A string is given, in which words and numbers are separated by a space. It is necessary to find three words in a row in this line.

def m (words) : a = 0 for w in words.split() : pass while w.isalpha() is True : a += 1 if a == 3 : return True else : return False # вот на этом я застрял.
  • My code does not work gives False all the time. - D.Ryksd
  • Give the source data for your example, what are you testing? - Alexcei Shmakov
  • On IDLE I'm testing. Suppose words = 'ddd ddd ddd 55 88', should output True in theory and displays False. - D.Ryksd
  • And if you remove the bottom two lines, it will output True - D.Ryksd

3 answers 3

Here is the function that does what you need.

 def m (words) : count = 0 for w in words.split() : if w.isalpha() : count += 1 if count == 3 : return True else : count = 0 return False # вот на этом я застрял.

The function runs according to the words in the loop. If the word consists of letters (the isalpha () function checks it), then it accumulates a counter (incrementing the variable), otherwise it resets it to zero. If the counter has accumulated from three words, then we have found words in line 3 in a row.

  • I would remove the second if in the then section of the first to avoid unnecessary checks. - user194374
  • @kff, of course, thanks for the advice. And he did. - Alexcei Shmakov

The problem can be solved, for example, as follows:

 def three_words(s): t = s.split() start = end = 0 while end < len(t): if t[end].isalpha(): if end - start >= 2: return t[start:end + 1] end += 1 else: start = end = end + 1

The method will return a list of the first three words encountered in a row or None if there is no such group of words.

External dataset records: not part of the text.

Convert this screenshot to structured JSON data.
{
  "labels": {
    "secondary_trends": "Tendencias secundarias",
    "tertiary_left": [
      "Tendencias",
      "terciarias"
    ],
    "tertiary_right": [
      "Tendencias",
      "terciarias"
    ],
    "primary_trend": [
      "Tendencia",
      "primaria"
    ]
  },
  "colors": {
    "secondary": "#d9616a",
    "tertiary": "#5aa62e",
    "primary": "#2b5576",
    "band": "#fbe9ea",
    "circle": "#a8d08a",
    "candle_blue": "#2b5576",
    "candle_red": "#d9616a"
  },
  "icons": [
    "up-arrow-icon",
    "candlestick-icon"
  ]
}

    To find three words in a row in a line and display them:

     words = text.split() for triple in zip(words, words[1:], words[2:]): if all(s.isalpha() for s in triple): print(*triple) break else: print("not found")

    This is straightforward for Python programmer code, but it performs unnecessary copying and comparison.

    Here is the code that is similar to the solution that uses the count from the @Alexcei Shmakov answer — this option prints the three words itself, and not only is it on the line, like the count solution:

     triple = [] for s in text.split(): if s.isalpha(): triple.append(s) if len(triple) == 3: print(*triple) break else: del triple[:] # empty else: print("not found")

    In order not to create a possibly large list of strings separated by a space, you can use regular expressions:

     import re m = re.search(r'\s+'.join([r'[^\d\s]+']*3), text) print(m.group() if m else "not found")

    This option looks for characters that are not numbers, spaces (which is suitable for setting the problem in question), since the re module does not support the analog str.isalpha . regex module supports \p{Letter} .

    Measurements can show whether there is a performance difference for the actual input.